Shigeto ShigetoFull Circle
The day that robots cry blood and Deckard’s trench coat is in fashion, the day when Philip K. Dick rises from the dead at the hands of a sect of androids and walks around the city naked spreading a nanotech virus among the few humans who have survived entropy, the day that information is liquid and “Mein Kampf” and “Necronomicon” come in bottles—that day, we’ll hear Shigeto’s music piped into elevators everywhere. Then we’ll know that the future has no more to offer, and that we will have entered into a new, nebulous existence in which flesh and silicon, esotericism and theoretical physics, pain and pleasure, east and west, are all the same. This is the cybernetic-spiritual potion brewing in the lab of this American cyborg beatmaker, with a home in Brooklyn and some Japanese branches on his family tree, from where his alias comes. With two highly recommendable EPs out on Ghostly International, “What We Held on to” and “Semi Circle”, Zach Saginaw has shown that he lives on a different wave frequency than we people of flesh and blood. His mind is on the future and he extrapolates his visions from the present, shaping the time-space continuum as if it were clay, looking for sounds that go beyond our perception.
His music has the urban covering and emotional depth of Detroit techno, bordering on the psychedelic structures of Flying Lotus and Dimlite, with the retro-technological nerve of Mux Mool. He invites listeners to ambient-pop evasions with the gospel of Boards Of Canada under his arm, floating in the same digital cloud that Teebs frequents, pursuing the melancholy IDM of The Flashbulb.
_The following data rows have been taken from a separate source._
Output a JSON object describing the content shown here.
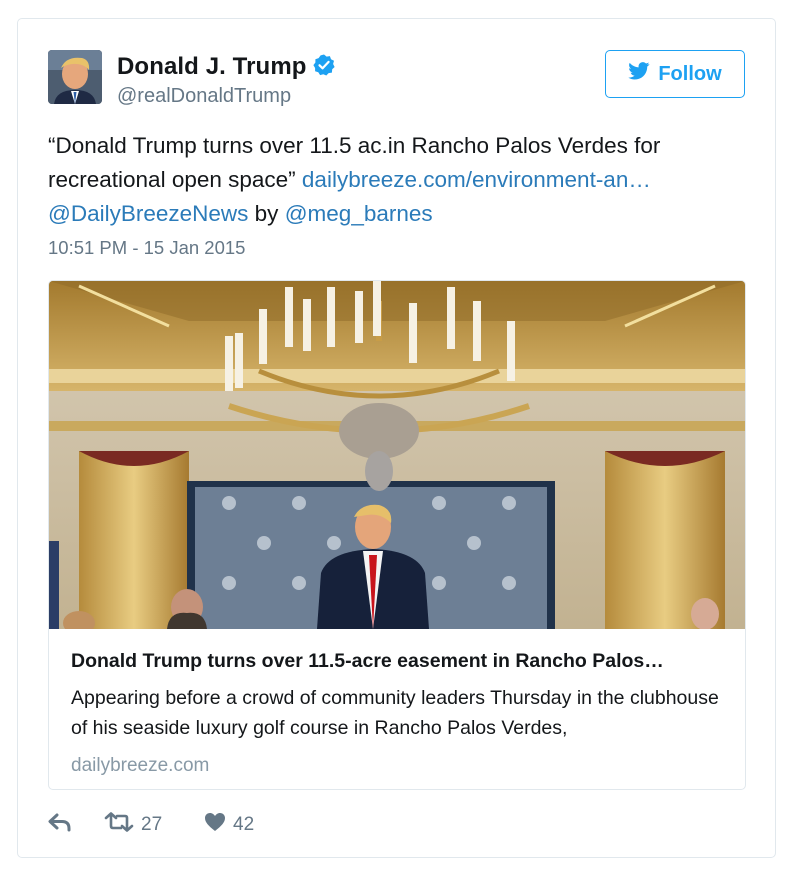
{
  "user": {
    "name": "Donald J. Trump",
    "handle": "@realDonaldTrump",
    "verified": true
  },
  "follow_button": {
    "label": "Follow"
  },
  "tweet": {
    "quote_text": "“Donald Trump turns over 11.5 ac.in Rancho Palos Verdes for recreational open space”",
    "link_text": "dailybreeze.com/environment-an…",
    "mention_1": "@DailyBreezeNews",
    "by_text": "by",
    "mention_2": "@meg_barnes",
    "timestamp": "10:51 PM - 15 Jan 2015"
  },
  "card": {
    "title": "Donald Trump turns over 11.5-acre easement in Rancho Palos…",
    "description": "Appearing before a crowd of community leaders Thursday in the clubhouse of his seaside luxury golf course in Rancho Palos Verdes,",
    "domain": "dailybreeze.com"
  },
  "actions": {
    "retweet_count": "27",
    "like_count": "42"
  },
  "colors": {
    "accent": "#1da1f2",
    "link": "#2b7bb9",
    "muted": "#657786",
    "border": "#e1e8ed"
  }
}
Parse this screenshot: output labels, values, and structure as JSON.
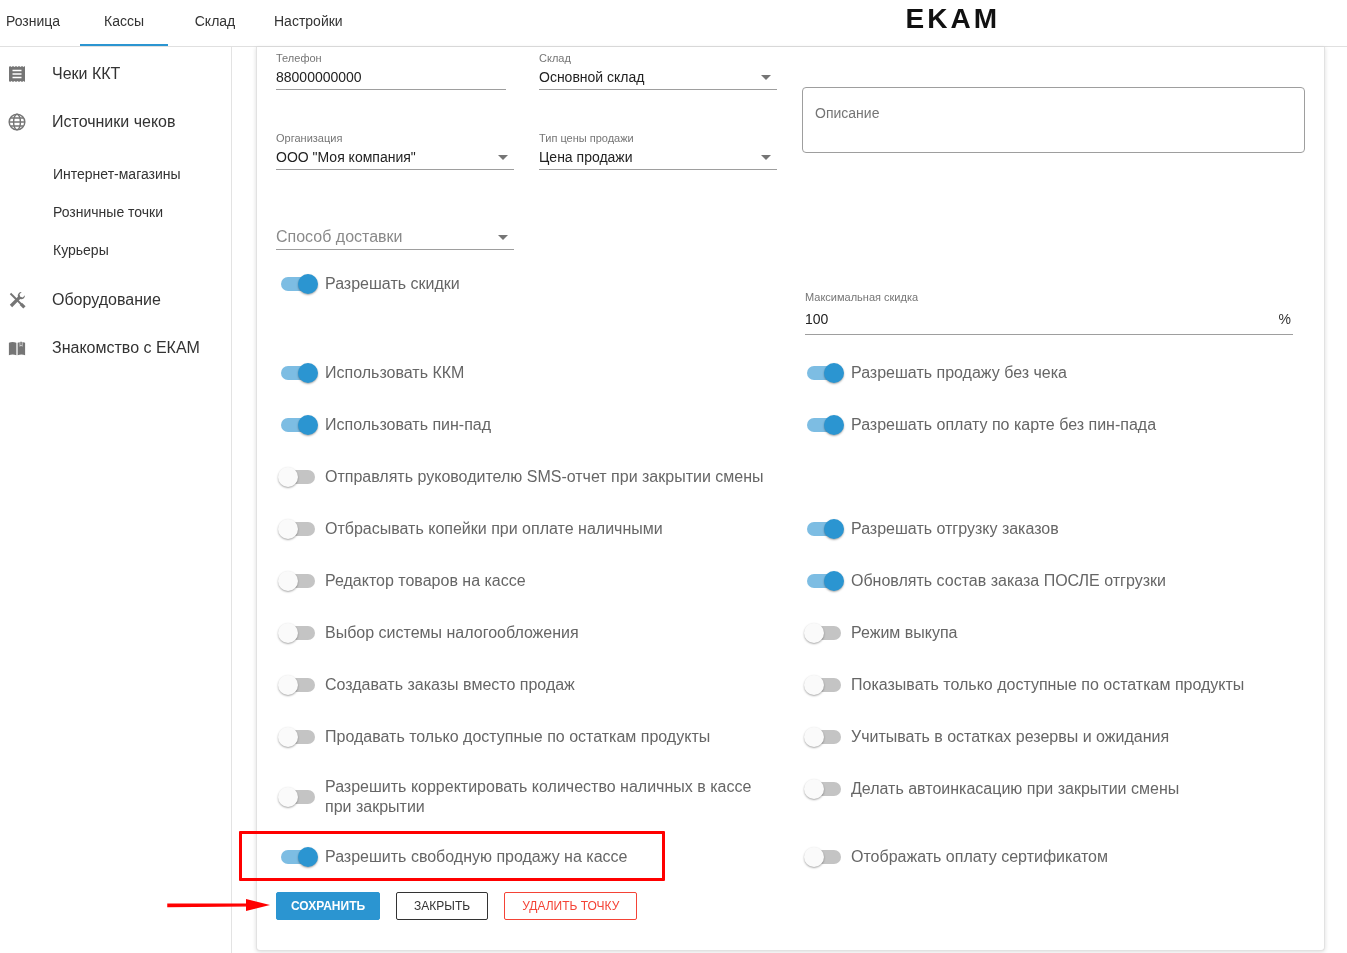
{
  "top_tabs": [
    {
      "label": "Розница",
      "selected": false
    },
    {
      "label": "Кассы",
      "selected": true
    },
    {
      "label": "Склад",
      "selected": false
    },
    {
      "label": "Настройки",
      "selected": false
    }
  ],
  "logo": {
    "text": "EKAM"
  },
  "sidebar": {
    "items": [
      {
        "label": "Чеки ККТ"
      },
      {
        "label": "Источники чеков",
        "children": [
          {
            "label": "Интернет-магазины"
          },
          {
            "label": "Розничные точки"
          },
          {
            "label": "Курьеры"
          }
        ]
      },
      {
        "label": "Оборудование"
      },
      {
        "label": "Знакомство с ЕКАМ"
      }
    ]
  },
  "fields": [
    {
      "kind": "text",
      "label": "Телефон",
      "value": "88000000000"
    },
    {
      "kind": "select",
      "label": "Склад",
      "value": "Основной склад"
    },
    {
      "kind": "select",
      "label": "Организация",
      "value": "ООО \"Моя компания\""
    },
    {
      "kind": "select",
      "label": "Тип цены продажи",
      "value": "Цена продажи"
    },
    {
      "kind": "select",
      "placeholder": "Способ доставки"
    }
  ],
  "description": {
    "placeholder": "Описание"
  },
  "settings": [
    {
      "left": {
        "kind": "toggle",
        "label": "Разрешать скидки",
        "on": true
      },
      "right": {
        "kind": "number_field",
        "label": "Максимальная скидка",
        "value": "100",
        "unit": "%"
      }
    },
    {
      "left": {
        "kind": "toggle",
        "label": "Использовать ККМ",
        "on": true
      },
      "right": {
        "kind": "toggle",
        "label": "Разрешать продажу без чека",
        "on": true
      }
    },
    {
      "left": {
        "kind": "toggle",
        "label": "Использовать пин-пад",
        "on": true
      },
      "right": {
        "kind": "toggle",
        "label": "Разрешать оплату по карте без пин-пада",
        "on": true
      }
    },
    {
      "left": {
        "kind": "toggle",
        "label": "Отправлять руководителю SMS-отчет при закрытии смены",
        "on": false
      }
    },
    {
      "left": {
        "kind": "toggle",
        "label": "Отбрасывать копейки при оплате наличными",
        "on": false
      },
      "right": {
        "kind": "toggle",
        "label": "Разрешать отгрузку заказов",
        "on": true
      }
    },
    {
      "left": {
        "kind": "toggle",
        "label": "Редактор товаров на кассе",
        "on": false
      },
      "right": {
        "kind": "toggle",
        "label": "Обновлять состав заказа ПОСЛЕ отгрузки",
        "on": true
      }
    },
    {
      "left": {
        "kind": "toggle",
        "label": "Выбор системы налогообложения",
        "on": false
      },
      "right": {
        "kind": "toggle",
        "label": "Режим выкупа",
        "on": false
      }
    },
    {
      "left": {
        "kind": "toggle",
        "label": "Создавать заказы вместо продаж",
        "on": false
      },
      "right": {
        "kind": "toggle",
        "label": "Показывать только доступные по остаткам продукты",
        "on": false
      }
    },
    {
      "left": {
        "kind": "toggle",
        "label": "Продавать только доступные по остаткам продукты",
        "on": false
      },
      "right": {
        "kind": "toggle",
        "label": "Учитывать в остатках резервы и ожидания",
        "on": false
      }
    },
    {
      "left": {
        "kind": "toggle",
        "label": "Разрешить корректировать количество наличных в кассе при закрытии",
        "on": false
      },
      "right": {
        "kind": "toggle",
        "label": "Делать автоинкасацию при закрытии смены",
        "on": false
      }
    },
    {
      "left": {
        "kind": "toggle",
        "label": "Разрешить свободную продажу на кассе",
        "on": true,
        "highlighted": true
      },
      "right": {
        "kind": "toggle",
        "label": "Отображать оплату сертификатом",
        "on": false
      }
    }
  ],
  "buttons": [
    {
      "kind": "primary",
      "label": "СОХРАНИТЬ",
      "pointed_at": true
    },
    {
      "kind": "outline",
      "label": "ЗАКРЫТЬ"
    },
    {
      "kind": "danger",
      "label": "УДАЛИТЬ ТОЧКУ"
    }
  ]
}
His is a throbbing grimoire whose pages elucidate the most striking virtues of vanguard electronic music, the same kind that beatmakers extraordinaire are using to perfume the rooms of new generations of listeners.
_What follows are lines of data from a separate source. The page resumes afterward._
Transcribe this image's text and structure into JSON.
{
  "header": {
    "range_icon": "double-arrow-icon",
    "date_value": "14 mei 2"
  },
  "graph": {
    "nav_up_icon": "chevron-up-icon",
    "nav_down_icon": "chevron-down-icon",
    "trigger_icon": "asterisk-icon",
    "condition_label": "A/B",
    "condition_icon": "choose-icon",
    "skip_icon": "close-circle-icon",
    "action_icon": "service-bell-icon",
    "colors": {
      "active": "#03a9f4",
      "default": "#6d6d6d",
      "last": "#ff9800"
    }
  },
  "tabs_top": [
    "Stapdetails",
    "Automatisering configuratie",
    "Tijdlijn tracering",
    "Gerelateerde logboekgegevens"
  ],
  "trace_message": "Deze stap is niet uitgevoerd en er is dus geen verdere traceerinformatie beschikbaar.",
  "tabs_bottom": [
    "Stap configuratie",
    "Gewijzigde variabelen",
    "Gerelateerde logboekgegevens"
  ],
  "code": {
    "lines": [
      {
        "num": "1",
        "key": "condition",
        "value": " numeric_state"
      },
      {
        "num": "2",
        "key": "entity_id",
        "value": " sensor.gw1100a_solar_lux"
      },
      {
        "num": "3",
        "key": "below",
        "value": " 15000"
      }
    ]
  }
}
To enter into the sea of claps, winding keyboards, voice samples, damp basses, and child-like melodies of Shigeto is to float on a pool of melancholy happiness; his music has an almost perfect blend of dreaminess and sadness, a duality that appears in many aspects of his productions, giving his jewels a matte shine—something that is hard to describe in words. In “Sky of the Revolution” he creates fantastic worlds with an overdose of lysergic keyboards, subliminal messages hidden beneath the composition, an electrified hip hop rhythm, and a shower of synthesisers that cleans out your ears and raises your spirits. When he turns to the more “street” side, he also manages to reach outstanding levels of emotion. “Brown Eyed Girl” is where he engenders a fantastic creature that is halfway between Eskmo and Flying Lotus. He also dips his camera into the thicker jazz cloud of smoke, and comes out with experiments that are as disconcerting as they are hypnotic: the depressive pianos of “Children at Midnight”, for example, go along with a disordered, diabolical rhythmic skeleton, full of little voices that come and go. It is a play of beauty and perversity, sadness and smiles, of echoes and strange crackling. “Look at all the Smiling Faces” is possibly one of the album’s greatest achievements and “Full Circle” is pure fascination, pure emotion encoded in a hard disk, robot tears, digital sadness, hip hop for Vulcans… It’s not new beat, it’s new Ghostly.